An interesting talk was held last night by the Chancery Bar Association in London on the topic of art law. And it was an esteemed panel that considered the topic from a variety of angles. Lord Justice Geoffrey Vos, judge at the Court of Appeal, introduced the proceedings by querying the term ‘art law’ itself, noting that he had himself been the judge in the important art law case of Accidia v Simon Dickinson (a fact he’d apparently forgotten!), which dealt with secret commissions gained by art dealers and the requirement to report these commissions to their principals.

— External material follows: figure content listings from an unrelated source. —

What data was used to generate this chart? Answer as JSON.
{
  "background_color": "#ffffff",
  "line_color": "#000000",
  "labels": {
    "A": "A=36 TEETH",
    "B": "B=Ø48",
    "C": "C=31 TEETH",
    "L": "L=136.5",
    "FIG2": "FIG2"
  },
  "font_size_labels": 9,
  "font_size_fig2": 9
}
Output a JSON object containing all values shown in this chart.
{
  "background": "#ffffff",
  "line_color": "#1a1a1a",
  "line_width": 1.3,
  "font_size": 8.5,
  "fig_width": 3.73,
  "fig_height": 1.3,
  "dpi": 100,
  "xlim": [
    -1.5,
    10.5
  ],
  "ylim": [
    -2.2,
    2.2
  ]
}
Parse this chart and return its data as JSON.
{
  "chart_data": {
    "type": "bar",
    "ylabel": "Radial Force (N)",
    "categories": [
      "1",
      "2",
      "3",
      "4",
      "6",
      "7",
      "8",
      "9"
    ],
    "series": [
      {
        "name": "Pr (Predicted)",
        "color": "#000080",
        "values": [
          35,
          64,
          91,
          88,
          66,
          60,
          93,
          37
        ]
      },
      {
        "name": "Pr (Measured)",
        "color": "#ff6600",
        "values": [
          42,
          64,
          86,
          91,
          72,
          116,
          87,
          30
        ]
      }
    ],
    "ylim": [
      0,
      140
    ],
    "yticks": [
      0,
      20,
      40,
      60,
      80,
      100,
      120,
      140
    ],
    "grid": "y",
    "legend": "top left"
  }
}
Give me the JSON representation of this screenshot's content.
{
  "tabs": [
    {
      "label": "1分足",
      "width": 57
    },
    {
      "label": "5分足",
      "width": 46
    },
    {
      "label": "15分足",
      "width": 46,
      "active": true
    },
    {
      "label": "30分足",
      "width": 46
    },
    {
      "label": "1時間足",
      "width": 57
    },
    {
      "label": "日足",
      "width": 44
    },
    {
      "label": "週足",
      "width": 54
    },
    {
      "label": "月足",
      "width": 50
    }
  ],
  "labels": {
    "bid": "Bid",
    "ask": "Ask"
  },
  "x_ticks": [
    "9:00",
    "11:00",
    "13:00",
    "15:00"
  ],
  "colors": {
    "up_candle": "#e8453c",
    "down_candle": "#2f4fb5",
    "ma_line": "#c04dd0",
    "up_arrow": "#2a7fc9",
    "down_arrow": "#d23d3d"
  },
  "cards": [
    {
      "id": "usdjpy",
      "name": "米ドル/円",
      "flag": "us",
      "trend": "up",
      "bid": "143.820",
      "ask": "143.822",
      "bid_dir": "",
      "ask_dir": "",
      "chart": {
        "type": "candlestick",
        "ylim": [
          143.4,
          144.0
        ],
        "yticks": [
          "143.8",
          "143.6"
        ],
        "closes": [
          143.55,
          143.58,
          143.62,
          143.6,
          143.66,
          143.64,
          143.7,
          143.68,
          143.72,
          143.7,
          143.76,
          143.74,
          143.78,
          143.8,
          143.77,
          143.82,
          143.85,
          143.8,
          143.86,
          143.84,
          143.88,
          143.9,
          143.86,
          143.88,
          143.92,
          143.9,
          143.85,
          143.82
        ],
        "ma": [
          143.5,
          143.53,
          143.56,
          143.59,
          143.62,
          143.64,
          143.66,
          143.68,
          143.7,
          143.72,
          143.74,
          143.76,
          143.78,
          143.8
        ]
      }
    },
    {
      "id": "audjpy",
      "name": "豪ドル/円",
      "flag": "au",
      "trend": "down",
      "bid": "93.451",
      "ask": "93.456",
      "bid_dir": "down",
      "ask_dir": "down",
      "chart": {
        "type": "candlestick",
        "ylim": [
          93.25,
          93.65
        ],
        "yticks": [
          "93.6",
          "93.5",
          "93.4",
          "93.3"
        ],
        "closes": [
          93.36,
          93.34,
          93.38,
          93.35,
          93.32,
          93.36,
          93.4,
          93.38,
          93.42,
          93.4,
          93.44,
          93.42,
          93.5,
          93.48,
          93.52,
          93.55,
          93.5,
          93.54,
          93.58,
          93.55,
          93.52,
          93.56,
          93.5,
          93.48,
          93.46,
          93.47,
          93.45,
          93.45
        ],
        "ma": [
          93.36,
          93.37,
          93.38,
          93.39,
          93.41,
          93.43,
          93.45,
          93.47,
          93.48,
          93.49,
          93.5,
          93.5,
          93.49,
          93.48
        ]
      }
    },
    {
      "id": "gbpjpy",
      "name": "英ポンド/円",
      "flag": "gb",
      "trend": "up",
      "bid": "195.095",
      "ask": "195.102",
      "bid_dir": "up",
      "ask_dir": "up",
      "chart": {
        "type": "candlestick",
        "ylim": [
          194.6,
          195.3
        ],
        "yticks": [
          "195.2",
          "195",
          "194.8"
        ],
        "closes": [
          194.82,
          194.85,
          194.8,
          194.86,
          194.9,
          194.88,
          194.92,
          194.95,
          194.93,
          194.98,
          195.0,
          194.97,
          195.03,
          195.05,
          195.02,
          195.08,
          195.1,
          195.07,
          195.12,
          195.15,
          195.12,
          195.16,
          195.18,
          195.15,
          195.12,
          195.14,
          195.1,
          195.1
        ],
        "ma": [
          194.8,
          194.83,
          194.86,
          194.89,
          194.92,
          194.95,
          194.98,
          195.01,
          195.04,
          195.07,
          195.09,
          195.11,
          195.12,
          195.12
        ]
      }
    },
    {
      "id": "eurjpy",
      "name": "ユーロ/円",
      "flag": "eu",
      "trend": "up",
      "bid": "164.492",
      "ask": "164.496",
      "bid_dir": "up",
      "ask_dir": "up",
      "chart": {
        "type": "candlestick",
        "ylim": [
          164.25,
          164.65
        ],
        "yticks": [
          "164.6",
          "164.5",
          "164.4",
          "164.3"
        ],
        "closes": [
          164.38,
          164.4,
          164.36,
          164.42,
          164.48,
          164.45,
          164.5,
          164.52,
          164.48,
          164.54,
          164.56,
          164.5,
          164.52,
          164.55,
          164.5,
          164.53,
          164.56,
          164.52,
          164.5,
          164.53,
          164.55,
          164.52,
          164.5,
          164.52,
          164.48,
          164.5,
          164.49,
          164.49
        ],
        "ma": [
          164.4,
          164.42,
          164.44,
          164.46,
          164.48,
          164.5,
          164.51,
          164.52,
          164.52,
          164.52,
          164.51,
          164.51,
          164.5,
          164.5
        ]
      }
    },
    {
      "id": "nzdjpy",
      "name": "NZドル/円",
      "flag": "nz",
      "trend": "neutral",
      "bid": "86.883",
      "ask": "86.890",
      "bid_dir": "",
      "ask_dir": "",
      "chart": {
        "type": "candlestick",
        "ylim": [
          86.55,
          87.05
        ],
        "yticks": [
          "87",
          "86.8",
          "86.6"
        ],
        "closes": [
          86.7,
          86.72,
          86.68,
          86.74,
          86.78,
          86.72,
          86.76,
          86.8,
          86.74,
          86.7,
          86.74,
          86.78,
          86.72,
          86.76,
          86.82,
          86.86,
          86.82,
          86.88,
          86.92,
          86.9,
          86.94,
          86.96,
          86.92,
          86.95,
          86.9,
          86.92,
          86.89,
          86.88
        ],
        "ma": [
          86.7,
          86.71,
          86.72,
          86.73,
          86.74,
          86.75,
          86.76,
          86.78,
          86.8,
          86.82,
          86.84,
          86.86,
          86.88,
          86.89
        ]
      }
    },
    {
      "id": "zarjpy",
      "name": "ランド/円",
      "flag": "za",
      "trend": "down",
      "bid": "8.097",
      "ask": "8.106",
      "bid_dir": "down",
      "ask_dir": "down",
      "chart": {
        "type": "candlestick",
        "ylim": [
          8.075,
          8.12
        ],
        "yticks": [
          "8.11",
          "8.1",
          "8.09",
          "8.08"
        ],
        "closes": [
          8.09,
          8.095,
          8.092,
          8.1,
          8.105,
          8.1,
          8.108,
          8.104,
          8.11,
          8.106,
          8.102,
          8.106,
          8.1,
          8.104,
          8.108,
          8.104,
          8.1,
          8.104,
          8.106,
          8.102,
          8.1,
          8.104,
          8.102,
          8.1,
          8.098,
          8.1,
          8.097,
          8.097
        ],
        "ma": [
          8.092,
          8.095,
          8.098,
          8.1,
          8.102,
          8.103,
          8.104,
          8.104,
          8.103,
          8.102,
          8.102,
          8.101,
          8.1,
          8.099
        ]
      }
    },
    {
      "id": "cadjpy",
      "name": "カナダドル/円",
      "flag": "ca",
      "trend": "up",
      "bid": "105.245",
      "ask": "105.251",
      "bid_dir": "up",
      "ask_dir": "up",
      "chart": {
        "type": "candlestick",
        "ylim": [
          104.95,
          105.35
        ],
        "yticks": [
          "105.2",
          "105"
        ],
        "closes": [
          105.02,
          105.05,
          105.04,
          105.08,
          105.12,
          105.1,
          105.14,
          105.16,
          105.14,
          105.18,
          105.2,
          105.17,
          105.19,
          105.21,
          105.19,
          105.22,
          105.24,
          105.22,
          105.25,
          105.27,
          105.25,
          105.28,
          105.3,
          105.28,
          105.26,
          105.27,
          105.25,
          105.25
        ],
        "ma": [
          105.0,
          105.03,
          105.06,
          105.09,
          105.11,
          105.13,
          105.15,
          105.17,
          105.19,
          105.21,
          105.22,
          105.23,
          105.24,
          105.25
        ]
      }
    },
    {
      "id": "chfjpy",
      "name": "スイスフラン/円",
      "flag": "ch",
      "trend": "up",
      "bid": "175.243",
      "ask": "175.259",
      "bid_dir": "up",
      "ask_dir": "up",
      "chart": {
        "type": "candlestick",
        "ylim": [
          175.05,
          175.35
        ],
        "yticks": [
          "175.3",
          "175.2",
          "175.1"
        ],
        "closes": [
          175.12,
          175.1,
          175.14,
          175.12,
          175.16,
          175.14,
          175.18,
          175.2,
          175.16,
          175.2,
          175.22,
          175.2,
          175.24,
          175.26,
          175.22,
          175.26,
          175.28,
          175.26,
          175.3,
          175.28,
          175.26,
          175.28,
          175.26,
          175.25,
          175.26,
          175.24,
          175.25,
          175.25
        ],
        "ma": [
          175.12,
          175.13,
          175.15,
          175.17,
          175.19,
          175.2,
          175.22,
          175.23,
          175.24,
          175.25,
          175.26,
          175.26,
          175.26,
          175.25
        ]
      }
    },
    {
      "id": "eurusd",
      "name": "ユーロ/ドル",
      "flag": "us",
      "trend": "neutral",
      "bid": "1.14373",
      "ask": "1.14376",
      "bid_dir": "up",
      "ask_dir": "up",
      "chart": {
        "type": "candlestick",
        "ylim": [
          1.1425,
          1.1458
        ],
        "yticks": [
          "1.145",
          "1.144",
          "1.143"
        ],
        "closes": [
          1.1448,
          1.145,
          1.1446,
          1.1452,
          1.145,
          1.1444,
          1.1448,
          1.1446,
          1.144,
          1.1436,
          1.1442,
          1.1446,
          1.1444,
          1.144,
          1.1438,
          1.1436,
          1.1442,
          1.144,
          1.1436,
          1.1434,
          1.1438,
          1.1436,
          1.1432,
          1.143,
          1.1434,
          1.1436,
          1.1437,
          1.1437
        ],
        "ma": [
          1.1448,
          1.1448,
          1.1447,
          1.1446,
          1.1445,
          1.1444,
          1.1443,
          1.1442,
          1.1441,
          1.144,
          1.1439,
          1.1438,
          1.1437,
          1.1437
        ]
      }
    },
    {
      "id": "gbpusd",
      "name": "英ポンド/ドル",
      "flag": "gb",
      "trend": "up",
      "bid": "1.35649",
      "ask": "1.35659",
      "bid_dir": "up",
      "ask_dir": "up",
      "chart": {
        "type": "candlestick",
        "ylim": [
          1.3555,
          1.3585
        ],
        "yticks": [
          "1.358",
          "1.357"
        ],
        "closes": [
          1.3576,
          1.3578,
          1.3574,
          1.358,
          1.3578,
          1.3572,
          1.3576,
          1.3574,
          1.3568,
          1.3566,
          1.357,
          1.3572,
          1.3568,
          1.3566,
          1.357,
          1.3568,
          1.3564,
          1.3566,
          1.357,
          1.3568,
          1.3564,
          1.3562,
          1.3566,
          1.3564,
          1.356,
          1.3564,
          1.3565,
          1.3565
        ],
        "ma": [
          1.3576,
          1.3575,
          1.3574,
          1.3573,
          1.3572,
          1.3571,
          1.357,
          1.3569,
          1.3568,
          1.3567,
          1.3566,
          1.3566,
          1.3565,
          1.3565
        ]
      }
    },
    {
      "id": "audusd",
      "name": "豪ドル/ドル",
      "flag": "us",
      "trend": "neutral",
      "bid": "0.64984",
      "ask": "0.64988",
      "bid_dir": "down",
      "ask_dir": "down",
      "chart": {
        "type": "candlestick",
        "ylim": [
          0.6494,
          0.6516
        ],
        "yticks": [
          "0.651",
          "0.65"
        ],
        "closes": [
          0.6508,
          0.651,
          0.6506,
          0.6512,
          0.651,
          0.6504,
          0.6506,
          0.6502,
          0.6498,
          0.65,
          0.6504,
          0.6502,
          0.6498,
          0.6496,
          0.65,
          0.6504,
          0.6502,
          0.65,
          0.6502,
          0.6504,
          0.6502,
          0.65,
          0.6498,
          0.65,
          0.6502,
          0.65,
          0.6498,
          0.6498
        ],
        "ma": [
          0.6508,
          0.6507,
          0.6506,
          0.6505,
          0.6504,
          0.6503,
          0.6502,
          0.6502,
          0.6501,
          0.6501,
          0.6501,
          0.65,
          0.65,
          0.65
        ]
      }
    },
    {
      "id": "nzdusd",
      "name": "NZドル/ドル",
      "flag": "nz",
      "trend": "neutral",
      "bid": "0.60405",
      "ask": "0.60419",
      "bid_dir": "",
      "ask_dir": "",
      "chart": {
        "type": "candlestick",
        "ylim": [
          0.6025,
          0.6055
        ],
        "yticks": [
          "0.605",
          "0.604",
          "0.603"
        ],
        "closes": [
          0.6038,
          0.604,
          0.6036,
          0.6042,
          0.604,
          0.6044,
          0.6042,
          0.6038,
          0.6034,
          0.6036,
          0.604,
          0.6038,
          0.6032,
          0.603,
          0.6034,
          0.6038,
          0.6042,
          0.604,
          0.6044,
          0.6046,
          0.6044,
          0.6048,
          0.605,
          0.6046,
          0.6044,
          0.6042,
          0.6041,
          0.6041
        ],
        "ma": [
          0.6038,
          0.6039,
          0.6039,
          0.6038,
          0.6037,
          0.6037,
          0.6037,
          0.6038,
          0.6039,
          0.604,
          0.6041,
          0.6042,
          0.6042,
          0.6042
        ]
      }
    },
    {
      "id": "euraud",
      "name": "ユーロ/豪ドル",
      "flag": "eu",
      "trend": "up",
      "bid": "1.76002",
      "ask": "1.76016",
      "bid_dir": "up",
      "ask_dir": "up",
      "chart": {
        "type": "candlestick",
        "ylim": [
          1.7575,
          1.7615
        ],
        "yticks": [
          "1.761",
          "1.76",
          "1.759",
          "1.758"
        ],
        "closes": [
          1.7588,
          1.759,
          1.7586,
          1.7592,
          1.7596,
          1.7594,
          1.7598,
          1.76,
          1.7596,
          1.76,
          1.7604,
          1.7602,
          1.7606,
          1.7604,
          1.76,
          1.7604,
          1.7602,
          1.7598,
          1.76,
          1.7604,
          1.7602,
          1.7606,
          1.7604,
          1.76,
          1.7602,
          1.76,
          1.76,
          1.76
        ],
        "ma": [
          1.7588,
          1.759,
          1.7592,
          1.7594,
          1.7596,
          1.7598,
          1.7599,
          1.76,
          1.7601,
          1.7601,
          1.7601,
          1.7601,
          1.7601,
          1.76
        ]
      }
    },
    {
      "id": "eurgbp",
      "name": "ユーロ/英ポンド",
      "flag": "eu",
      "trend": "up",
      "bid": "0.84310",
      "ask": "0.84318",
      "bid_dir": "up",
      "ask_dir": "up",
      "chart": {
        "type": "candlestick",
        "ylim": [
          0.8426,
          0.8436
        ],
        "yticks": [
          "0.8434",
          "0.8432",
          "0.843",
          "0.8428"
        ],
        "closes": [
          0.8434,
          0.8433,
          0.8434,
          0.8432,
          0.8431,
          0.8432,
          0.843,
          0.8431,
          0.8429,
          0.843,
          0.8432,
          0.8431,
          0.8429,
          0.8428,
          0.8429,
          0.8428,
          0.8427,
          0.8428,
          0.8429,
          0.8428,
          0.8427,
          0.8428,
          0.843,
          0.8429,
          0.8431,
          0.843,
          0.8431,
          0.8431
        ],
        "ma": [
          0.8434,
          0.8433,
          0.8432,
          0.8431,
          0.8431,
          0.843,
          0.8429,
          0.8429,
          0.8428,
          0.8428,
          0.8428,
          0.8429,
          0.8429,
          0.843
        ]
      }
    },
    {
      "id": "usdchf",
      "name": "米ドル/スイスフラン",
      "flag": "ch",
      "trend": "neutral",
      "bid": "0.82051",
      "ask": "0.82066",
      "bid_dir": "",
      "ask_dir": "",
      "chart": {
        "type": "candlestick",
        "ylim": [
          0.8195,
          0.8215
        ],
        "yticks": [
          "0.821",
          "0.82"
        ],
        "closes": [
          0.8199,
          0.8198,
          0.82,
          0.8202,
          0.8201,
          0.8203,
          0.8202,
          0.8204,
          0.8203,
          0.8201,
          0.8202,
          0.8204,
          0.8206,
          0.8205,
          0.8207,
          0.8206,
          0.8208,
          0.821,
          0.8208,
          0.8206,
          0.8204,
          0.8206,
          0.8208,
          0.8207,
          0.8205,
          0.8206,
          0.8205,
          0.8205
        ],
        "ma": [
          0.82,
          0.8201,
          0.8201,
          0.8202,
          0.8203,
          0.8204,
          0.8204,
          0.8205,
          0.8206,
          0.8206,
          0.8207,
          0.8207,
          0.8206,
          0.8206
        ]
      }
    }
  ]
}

The first speaker on the panel was Luke Harris from 5 Stone Buildings, who discussed the legal issues around conditional gifts of works of art at common law. He was followed by Adrian Parkhouse of Farrer & Co – the supposed ‘light relief’ – who did no less than challenge the pervading secrecy that rules the art world. Funny, he said, the amount of paperwork involved in purchasing a car, when a painting worth millions can be sold on an invoice, with no regulatory involvement whatsoever. The final speaker was Richard Edwards QC of 3 Verulam Buildings, who gave an exhaustive (but by no means exhausting) overview of the law as it relates to the attribution of works of art, beginning with the ancient case of Desenfans v Vandergucht (1787), involving a sub-par “Poussin”, and bringing things up to date with last year’s dispute over a putative Caravaggio, Thwaytes v Sotheby’s.
Each talk highlighted its own particular segment – gifts, title, connoisseurship – of this much larger domain. In conclusion, Geoffrey Vos was led to exclaim that indeed there was such a thing as art law, and that its challenges and complexities were certainly worthy of further examination.